Examining the H1 2023 results that made up “another excellent half year, delivering profitable growth despite a very challenge economic backdrop” during a media briefing, group CEO of Aviva Amanda Blanc (pictured) highlighted how the decision to refocus Aviva on the UK, Ireland and Canada had paid dividends for its customers, partners and shareholders alike.
The resilience of this diversified proposition is clear, she said, with every part of the business delivering strong growth – including double-digital growth across all three of its general insurance businesses. In addition, the group won 211 new schemes in H1 2023, cementing its number one position in the growing schemes marketplace, and delivered an operating profit up 8% year-on-year to £715 million.
“Aviva is consistently delivering on its promises quarter after quarter, and that means that we are set to exceed the group targets that I laid out 18 months ago,” she said. “But we’re not just focused on today we’ve got one eye very firmly on Aviva’s future. We have invested £1 billion in our business and we’re now seeing very positive results.”
With the general insurance market at large and the motor insurance market, in particular, facing challenging external conditions, Blanc touched on how Aviva has managed to deliver strong growth consistently across its GI businesses in the UK, Ireland Canada.

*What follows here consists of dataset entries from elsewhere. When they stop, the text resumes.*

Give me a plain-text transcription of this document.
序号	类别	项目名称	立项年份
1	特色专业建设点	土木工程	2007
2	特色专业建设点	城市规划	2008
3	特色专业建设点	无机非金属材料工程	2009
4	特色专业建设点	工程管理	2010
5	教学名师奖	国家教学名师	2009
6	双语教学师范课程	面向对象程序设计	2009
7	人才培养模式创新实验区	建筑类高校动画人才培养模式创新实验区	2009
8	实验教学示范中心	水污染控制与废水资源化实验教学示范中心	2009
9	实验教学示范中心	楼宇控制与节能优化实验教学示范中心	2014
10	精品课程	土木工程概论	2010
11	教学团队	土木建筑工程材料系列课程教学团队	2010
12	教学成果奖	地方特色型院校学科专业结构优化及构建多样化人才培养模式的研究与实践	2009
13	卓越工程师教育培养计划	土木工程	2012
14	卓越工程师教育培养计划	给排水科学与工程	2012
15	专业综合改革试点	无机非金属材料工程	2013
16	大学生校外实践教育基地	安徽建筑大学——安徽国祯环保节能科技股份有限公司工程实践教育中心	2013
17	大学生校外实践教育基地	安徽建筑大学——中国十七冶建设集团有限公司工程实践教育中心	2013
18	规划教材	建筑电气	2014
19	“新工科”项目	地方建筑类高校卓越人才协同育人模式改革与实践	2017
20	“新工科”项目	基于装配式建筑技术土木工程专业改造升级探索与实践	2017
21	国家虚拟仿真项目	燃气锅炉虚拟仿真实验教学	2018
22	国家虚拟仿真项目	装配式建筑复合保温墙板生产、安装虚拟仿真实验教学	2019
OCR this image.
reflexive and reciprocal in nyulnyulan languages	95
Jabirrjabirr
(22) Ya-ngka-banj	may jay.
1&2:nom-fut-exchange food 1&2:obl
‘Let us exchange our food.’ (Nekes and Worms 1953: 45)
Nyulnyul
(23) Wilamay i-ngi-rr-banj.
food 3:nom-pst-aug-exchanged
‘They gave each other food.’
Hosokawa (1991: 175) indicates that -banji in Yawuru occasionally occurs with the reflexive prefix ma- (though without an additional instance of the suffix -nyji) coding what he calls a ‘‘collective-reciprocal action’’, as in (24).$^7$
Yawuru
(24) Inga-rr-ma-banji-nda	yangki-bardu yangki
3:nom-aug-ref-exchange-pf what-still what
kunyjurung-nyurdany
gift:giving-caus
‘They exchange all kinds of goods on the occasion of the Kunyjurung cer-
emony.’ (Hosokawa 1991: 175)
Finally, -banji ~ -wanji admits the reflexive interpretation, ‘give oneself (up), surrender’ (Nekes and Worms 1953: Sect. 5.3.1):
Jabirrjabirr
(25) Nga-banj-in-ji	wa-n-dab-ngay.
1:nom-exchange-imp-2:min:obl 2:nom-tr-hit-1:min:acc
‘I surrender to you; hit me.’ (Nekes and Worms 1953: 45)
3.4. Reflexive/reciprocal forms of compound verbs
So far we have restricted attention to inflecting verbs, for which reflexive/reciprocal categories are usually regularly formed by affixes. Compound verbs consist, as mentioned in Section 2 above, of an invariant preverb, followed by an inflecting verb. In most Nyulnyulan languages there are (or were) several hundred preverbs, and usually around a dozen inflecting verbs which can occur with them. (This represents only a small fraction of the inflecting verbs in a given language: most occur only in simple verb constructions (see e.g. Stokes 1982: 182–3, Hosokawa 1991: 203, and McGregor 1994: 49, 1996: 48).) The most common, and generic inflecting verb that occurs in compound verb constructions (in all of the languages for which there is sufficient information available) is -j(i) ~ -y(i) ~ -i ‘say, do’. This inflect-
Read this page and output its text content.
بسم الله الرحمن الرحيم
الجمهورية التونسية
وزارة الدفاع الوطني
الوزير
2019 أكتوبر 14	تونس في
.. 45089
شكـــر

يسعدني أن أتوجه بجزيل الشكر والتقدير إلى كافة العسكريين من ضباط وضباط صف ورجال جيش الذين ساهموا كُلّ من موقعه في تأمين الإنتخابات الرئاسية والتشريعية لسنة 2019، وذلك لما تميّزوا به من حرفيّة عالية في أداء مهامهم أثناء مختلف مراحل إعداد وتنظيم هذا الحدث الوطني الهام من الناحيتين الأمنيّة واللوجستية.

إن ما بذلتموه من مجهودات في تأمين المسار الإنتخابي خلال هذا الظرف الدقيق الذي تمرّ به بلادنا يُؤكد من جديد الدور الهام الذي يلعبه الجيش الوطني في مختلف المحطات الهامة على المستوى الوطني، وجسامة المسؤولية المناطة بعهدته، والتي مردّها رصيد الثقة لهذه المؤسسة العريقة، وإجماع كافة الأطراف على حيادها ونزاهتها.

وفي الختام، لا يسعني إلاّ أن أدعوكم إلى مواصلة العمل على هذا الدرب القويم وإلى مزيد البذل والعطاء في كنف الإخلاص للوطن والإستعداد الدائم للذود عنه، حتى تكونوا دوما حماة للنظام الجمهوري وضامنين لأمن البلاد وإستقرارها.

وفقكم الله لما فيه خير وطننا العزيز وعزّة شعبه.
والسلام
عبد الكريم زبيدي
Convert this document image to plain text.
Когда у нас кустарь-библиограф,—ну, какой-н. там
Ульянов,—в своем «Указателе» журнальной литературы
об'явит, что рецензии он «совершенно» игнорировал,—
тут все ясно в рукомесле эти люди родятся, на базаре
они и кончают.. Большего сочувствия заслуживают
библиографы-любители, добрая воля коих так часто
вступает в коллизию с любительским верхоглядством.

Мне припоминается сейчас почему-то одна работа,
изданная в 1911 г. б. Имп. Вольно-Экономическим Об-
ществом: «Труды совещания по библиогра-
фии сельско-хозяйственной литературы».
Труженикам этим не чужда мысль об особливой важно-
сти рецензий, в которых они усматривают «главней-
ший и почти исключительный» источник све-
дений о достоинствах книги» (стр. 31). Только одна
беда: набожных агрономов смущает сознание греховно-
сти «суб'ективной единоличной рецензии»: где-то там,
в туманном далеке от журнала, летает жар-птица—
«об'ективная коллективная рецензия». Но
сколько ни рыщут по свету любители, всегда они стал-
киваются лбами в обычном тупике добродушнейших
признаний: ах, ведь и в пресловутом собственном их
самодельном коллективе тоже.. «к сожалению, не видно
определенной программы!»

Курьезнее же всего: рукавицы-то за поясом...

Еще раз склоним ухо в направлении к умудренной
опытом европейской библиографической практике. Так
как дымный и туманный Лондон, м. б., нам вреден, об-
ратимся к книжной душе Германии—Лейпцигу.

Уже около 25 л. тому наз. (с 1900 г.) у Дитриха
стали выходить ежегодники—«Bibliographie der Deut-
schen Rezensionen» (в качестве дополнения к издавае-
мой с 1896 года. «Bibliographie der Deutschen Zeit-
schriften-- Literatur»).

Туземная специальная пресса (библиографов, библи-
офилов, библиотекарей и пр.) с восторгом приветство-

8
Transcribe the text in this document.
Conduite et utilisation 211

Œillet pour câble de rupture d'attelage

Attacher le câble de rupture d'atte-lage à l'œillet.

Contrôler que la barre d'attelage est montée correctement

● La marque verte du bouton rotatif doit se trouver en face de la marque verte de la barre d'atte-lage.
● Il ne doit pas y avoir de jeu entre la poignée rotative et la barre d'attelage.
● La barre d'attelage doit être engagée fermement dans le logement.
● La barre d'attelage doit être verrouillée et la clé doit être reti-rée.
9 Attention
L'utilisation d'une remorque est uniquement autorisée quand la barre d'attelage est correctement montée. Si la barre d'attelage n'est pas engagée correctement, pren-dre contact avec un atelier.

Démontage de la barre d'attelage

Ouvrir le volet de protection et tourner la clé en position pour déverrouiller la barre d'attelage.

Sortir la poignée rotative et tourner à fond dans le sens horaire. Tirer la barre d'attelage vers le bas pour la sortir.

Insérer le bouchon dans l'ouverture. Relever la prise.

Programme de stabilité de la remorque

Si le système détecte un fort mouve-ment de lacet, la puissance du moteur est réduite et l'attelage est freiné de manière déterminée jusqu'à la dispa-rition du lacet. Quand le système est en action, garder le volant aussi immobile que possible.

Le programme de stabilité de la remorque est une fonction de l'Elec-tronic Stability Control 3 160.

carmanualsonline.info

“If we think about the composition of our book of business,” she said, “it is pretty much 50/50 commercial lines and personal lines. So, we are getting the benefit of a strong rating environment across all lines of business. So clearly we have priced for inflation, I would say probably ahead of the rest of the market as we were seeing inflation data trends come through at the back end of 2021. We started to price for that, so we got ahead of that and that’s why I think the performance is strong.
“Clearly the inflation challenges have been significant. But in 50% of our book, which is the commercial lines book, we obviously have indexation on top of rating increases – the products are index-linked so the inflation effects increase is in-built. And if we look at the growth in general insurance, it is 60% rating increase and 40% new business. So effectively, technical pricing strength is strong in that line of business.”
Addressing a question about whether Aviva is looking to rejoin the Lloyd’s market, Blanc said the group is constantly looking at different distribution channels and ways that it can deliver its product set to a wider audience. Lloyd’s is interesting because it would enable Aviva to access to same types of customers it currently has albeit via different distribution channels. So, as it stands, it’s an opportunity Aviva has looked at and it’s an area, “we are certainly interested in.”
With regards to how Aviva’s strategy is playing out among its broker partners, Blanc highlighted that from research the insurer has carried out among its brokers, the feedback has been strong. Looking at its e-trading proposition, she said, Aviva is not just number one in the electronic trading market but is way ahead of the nearest competitor.
“So, I think we are doing well for our brokers - clearly always more to do, but we do bring the diversified business to them,” she said. “And when we’re speaking to some of our more global brokers, we are talking not just about general insurance, we’re talking about employee benefits, about health, about workplace and about all of the other stuff that we do – and it is a really joined up conversation.”